It’s a sign of Tomasz’s commitment — and also of how much the movie expects audiences to swallow — that the young man joins Rudnicki’s political team and, exploiting the rumors that he’s a closeted homosexual, proceeds to seduce him. On a Friday after-work dinner date, Tomasz drugs the candidate and drags him to a gay club, where he’s arranged for an accomplice to record a compromising video. The scene makes zero sense — and doesn’t even seem to impact Rudnicki’s campaign — but superficially ties things back to “Suicide Room” yet again. The goal of this sequel is to raise the stakes, and that Tomasz does by orchestrating a handful of events in which he seems determined to assassinate Rudnicki for reasons more personal than professional (Gabi’s parents are among his biggest supporters).

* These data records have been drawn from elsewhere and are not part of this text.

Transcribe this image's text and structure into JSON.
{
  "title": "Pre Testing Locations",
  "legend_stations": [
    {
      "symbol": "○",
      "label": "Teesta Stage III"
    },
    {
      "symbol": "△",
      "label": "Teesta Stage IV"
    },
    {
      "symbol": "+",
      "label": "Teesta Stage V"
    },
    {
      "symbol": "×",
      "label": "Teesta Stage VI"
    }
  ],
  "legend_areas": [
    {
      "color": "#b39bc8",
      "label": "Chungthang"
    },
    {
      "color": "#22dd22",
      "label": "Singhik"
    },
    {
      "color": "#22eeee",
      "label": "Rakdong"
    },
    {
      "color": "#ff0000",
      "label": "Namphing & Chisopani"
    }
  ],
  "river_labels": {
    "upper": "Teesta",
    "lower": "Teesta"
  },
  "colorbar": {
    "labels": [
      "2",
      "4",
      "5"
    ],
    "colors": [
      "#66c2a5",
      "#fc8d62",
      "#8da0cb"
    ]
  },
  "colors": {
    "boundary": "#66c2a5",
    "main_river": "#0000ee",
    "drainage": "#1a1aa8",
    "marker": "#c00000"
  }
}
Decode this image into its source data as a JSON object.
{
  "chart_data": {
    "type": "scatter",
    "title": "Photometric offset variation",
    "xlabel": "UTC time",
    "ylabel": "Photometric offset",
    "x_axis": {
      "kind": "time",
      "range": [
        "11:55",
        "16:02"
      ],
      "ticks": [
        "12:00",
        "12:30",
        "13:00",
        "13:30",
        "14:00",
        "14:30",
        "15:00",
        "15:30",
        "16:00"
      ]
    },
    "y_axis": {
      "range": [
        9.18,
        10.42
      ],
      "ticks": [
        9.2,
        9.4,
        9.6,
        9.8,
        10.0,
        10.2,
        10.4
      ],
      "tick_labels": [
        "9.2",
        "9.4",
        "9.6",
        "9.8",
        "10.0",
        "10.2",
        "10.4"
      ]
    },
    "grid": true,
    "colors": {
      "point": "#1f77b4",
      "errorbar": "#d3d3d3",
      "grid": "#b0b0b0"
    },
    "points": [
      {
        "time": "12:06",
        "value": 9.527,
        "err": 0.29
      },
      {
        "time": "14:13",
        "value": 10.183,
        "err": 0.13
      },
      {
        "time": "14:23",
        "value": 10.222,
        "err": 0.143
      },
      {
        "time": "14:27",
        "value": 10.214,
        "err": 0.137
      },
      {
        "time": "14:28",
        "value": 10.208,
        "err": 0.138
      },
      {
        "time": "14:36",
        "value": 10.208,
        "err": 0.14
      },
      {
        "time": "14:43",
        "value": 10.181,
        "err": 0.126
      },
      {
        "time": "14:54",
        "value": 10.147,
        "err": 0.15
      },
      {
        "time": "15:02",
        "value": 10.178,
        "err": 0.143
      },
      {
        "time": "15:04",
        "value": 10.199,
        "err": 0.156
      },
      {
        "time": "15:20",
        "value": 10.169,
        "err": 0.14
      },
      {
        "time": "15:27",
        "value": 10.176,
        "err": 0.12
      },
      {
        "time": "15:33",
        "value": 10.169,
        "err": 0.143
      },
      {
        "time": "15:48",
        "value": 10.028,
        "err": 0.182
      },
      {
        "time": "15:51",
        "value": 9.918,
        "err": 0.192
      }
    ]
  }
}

Until that moment, Tomasz’s scheme has been meticulously laid out, like an expert chess player thinking several moves ahead. Suddenly, “The Hater” finds him impromptu-planning a pro-Rudnicki political march and a White Power protest within blocks of each other — for the very next day! — using fake accounts to amplify the animosity between the two camps. Tomasz expects a confrontation that never comes, and though Komasa probably should have skipped that set-piece (at 135 minutes, the plot-heavy film feels overlong as it is), the bloody finale takes things further than anyone might have imagined.

In the end, “The Hater” represents a Polish spin on those glib Hollywood thrillers — like “Primal Fear” or “The Usual Suspects,” minus the twist — in which a brilliant underdog outsmarts everyone around him. Such movies hinge on audiences underestimating their protagonists. The formula shouldn’t work in this case (Musiałowski is too clearly conniving), except that Pacewicz’s deeply cynical, keep-’em-guessing script does such an effective job of integrating concerns about how easily people are manipulated today. Unlike “Corpus Christi,” which was loosely based on factual events, “The Hater” parts ways with plausibility early on — and yet, it’s relevant enough to prey on our anxieties.